The Center for Reproductive Rights issued its own a report last week documenting what it called the “catastrophic results” of legislation restricting abortion and highlighting the center’s efforts to challenge the laws in court.
“It’s beyond time for state legislators to recognize that the only way to protect women’s health is to ensure access to abortion and other critical reproductive health services, not by banning abortion or shutting down safe, reputable providers,” said Amanda Allen, the center’s state legislative counsel.
The center is representing MKB Management, doing business as the Red River Women’s Clinic, in legal challenges pending against three North Dakota abortion laws.
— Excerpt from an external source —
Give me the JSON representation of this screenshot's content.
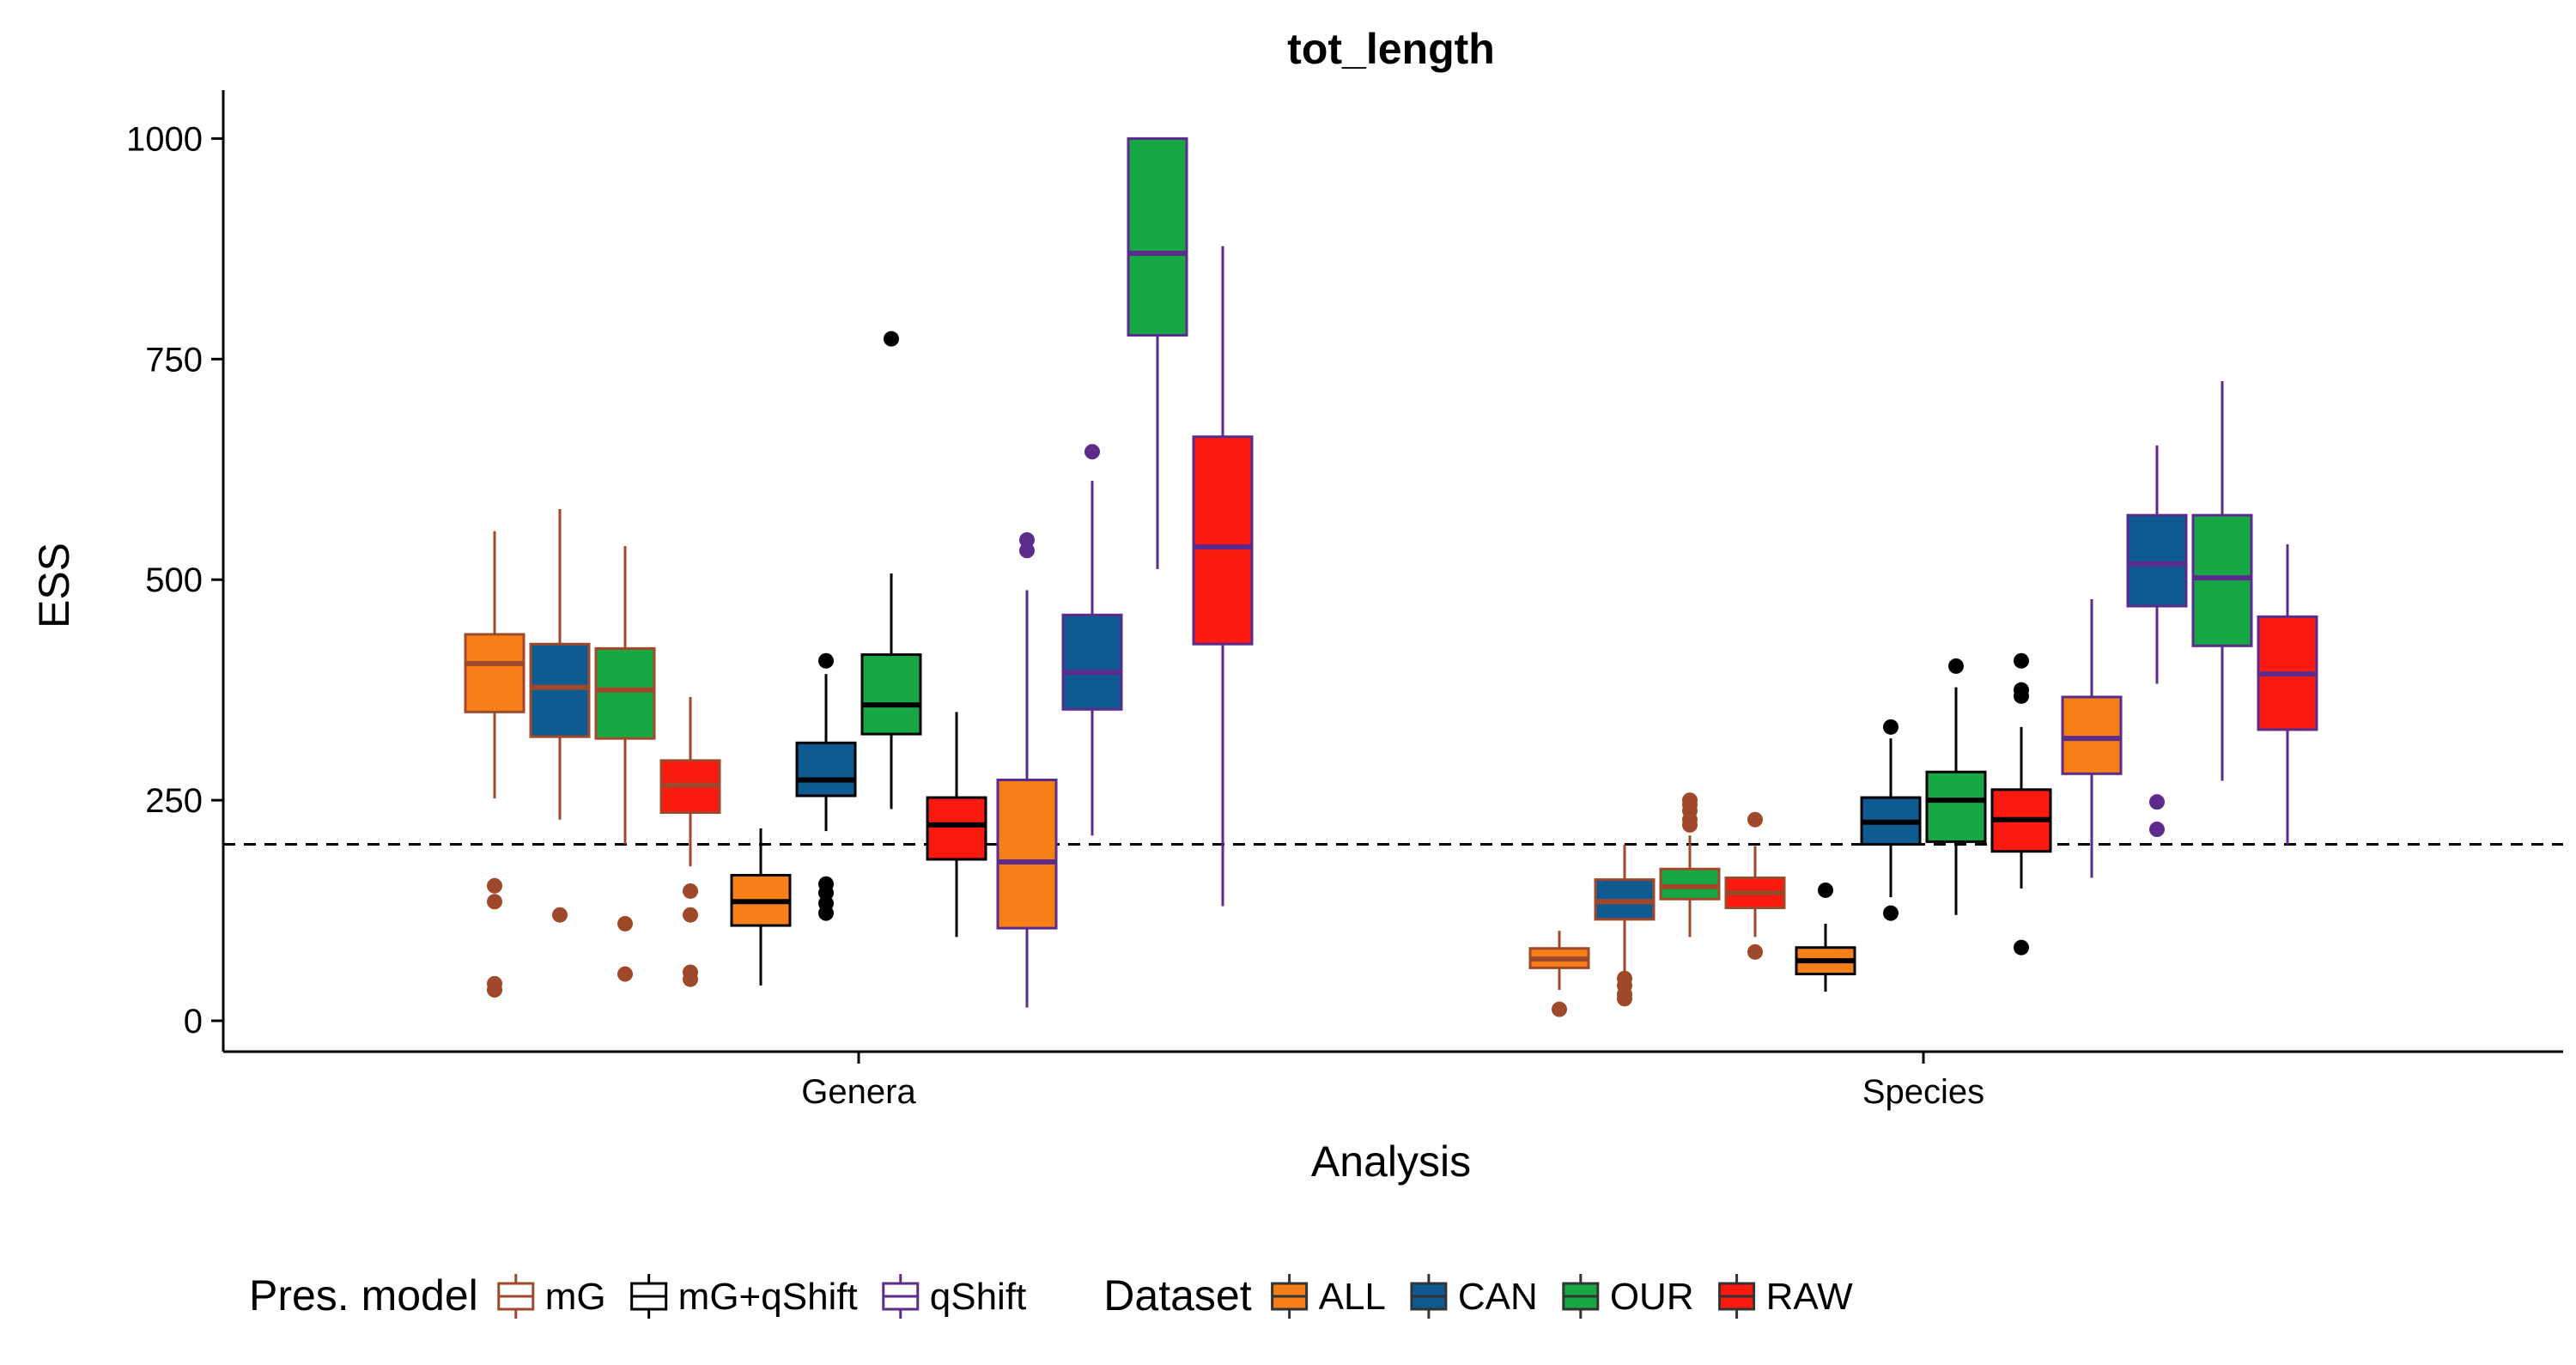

In June, the center filed a constitutional challenge in federal court to House Bill 1305, which bans abortions based on gender or genetic defects. But the challenge was dropped in September because the clinic doesn’t perform abortions based on those factors.
In the same lawsuit, the center also challenged a 2013 law that would ban abortions if a fetal heartbeat can be detected, generally at six weeks into pregnancy — the most restrictive such law in the nation and one that opponents argue would effectively shut down the Fargo clinic.
Gov. Jack Dalrymple, in signing House Bill 1456 into law last March, called it “a legitimate attempt by a state legislature to discover the boundaries of Roe v. Wade.”
U.S. District Court Judge Daniel Hovland granted a preliminary injunction in July to stop the law from taking effect, calling it “clearly an invalid and unconstitutional law.” The case is pending.
The clinic also filed a challenge in Cass County against Senate Bill 2305, which would require physicians who perform abortions to have admitting privileges at a nearby hospital. District Court Judge Wickham Corwin agreed to add that complaint to the clinic’s challenge of a 2011 law that would restrict medication abortions.
Corwin temporarily blocked both laws from taking effect, and he ruled in July that the medication abortion law was unconstitutional, prompting the state to appeal to the North Dakota Supreme Court. A trial on the admitting privileges law is slated to begin Feb. 11, though the parties are likely to ask that it be postponed, according to a summary of the 2013 abortion laws prepared by the Legislative Council.
North Dakotans also will vote in November on a proposed constitutional amendment, Senate Concurrent Resolution 4009, that would require protection of life at any stage of development.
Sen. Ray Holmberg, R-Grand Forks, who requested the bills summary, said part of the opposition to the bills last session was that the issues had already been resolved in court.
“‘These dogs aren’t going to hunt.’ That was one of the arguments against it,” he said.
However, Holmberg contends the bills didn’t consume an inordinate amount of the Legislature’s time as some have suggested.
As for the cost of defending the bills, “There’s costs to whatever government does,” he said.
“These are things that citizens of North Dakota had an interest in, and more power to them,” he said. “They got their issues heard, a number of them passed and then there’s the rest of the process.”